4. Break long tasks into chunks
The "yield to the event loop" pattern:
async function processChunks(items) {
for (let i = 0; i < items.length; i += 100) {
process(items.slice(i, i + 100));
await new Promise((r) => setTimeout(r, 0)); // yield
// or: scheduler.yield() / scheduler.postTask if available
}
}The Scheduler API (scheduler.postTask, scheduler.yield) is the modern, prioritized version.
5. Avoid layout thrashing
Forced sync layout in a loop is a long task. Batch reads then writes.
6. Concurrent React features
useTransition marks state updates as non-urgent — React can interrupt and yield.

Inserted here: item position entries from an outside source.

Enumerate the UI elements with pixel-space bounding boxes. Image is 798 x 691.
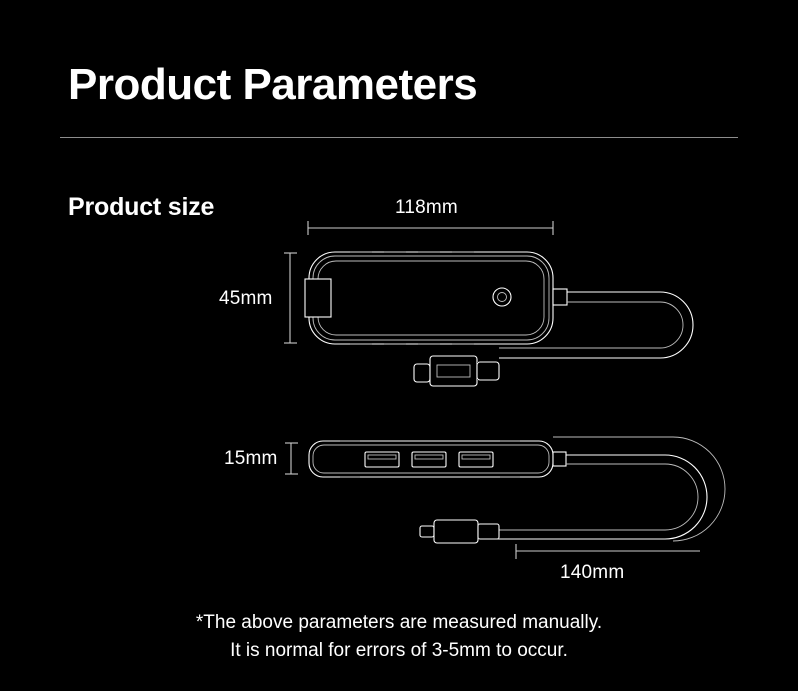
hub-top-view [305,252,693,386]
shell-edge-ticks-side [340,441,520,477]
dimension-label-width-top: 118mm [395,197,458,219]
product-parameters-page: Product Parameters Product size 118mm 45… [0,0,798,691]
footnote-line-2: It is normal for errors of 3-5mm to occu… [0,637,798,665]
dimension-label-cable-length: 140mm [560,562,624,584]
cable-root-side-view [553,452,566,466]
section-subtitle: Product size [68,193,214,222]
dimension-line-width-top [308,221,553,235]
dimension-label-height-top: 45mm [219,288,273,310]
footnote: *The above parameters are measured manua… [0,609,798,665]
hub-side-view [309,437,725,543]
header-divider [60,137,738,138]
left-side-port [305,279,331,317]
dimension-line-height-top [284,253,297,343]
usb-port-3 [459,452,493,467]
cable-top-view [499,292,693,358]
dimension-line-height-side [285,443,298,474]
usb-port-2 [412,452,446,467]
cable-root-top-view [553,289,567,305]
page-title: Product Parameters [68,60,477,109]
shell-edge-ticks [350,252,474,344]
footnote-line-1: *The above parameters are measured manua… [0,609,798,637]
cable-side-view [497,437,725,541]
usb-c-connector-side-view [420,520,499,543]
dimension-line-cable-length [516,544,700,559]
audio-jack-port-icon [493,288,511,306]
dimension-label-height-side: 15mm [224,448,278,470]
usb-c-connector-top-view [414,356,499,386]
usb-port-1 [365,452,399,467]
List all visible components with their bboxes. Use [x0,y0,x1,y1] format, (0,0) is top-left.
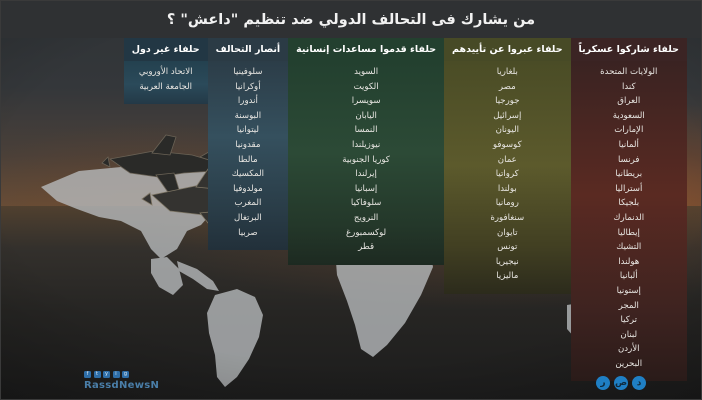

const [isPending, startTransition] = useTransition();
const onFilter = (q) => startTransition(() => setQuery(q));7. Lazy-hydrate SSR
Hydrate above-the-fold first; defer the rest. React Server Components / Astro Islands automate this.
Measure it
- Lighthouse / PageSpeed Insights for synthetic TBT.
- PerformanceObserver for long tasks in production:
new PerformanceObserver((list) => {
for (const entry of list.getEntries()) {
sendBeacon("/longtask", { duration: entry.duration, name: entry.name });
}
}).observe({ type: "longtask", buffered: true });- web-vitals for INP — the production-relevant cousin of TBT.
TBT vs INP
- TBT: lab/Lighthouse, sums blocking during load.
- INP: field/RUM, measures the worst interaction latency.
- Long tasks hurt both — fix once, benefit twice.
Interview framing
"TBT sums how long the main thread is blocked during load — formally, the duration above 50ms of each long task between FCP and TTI. Target < 200ms. The drivers are large JS bundles, heavy synchronous work (parse/sort/compute) on mount, third-party scripts, and hydration. The fixes, in order: ship less JS (code split, tree shake, replace heavy deps); defer non-critical (async/lazy, late third-party); move heavy work to workers; break long tasks with scheduler.yield or async chunks; use useTransition for non-urgent updates; lazy-hydrate. Measure long tasks in production with PerformanceObserver and track INP at p75 — TBT in the lab, INP in the field."
Follow-up questions
- •Difference between TBT and INP?
- •When does moving work to a worker help vs not?
- •How does useTransition affect main-thread work?
- •What's the smallest task that counts as 'long'?
Common mistakes
- •Heavy synchronous compute in useEffect on mount.
- •Importing huge libraries (Moment, full Lodash) for one helper.
- •Loading third-party scripts synchronously.
- •Single big hydration task with no lazy strategy.
Performance considerations
- •Main-thread time is the metric. Less JS, deferred JS, off-main work, and yielding are the four levers.
Edge cases
- •Long tasks during scroll → janky scroll.
- •Long tasks during animation → dropped frames.
- •Workers don't help if the bottleneck is DOM work — workers can't touch the DOM.
Real-world examples
- •Code-splitting per route in Next.js / Remix.
- •PartyTown / web workers for third-party scripts.
- •React Server Components for smaller client bundles.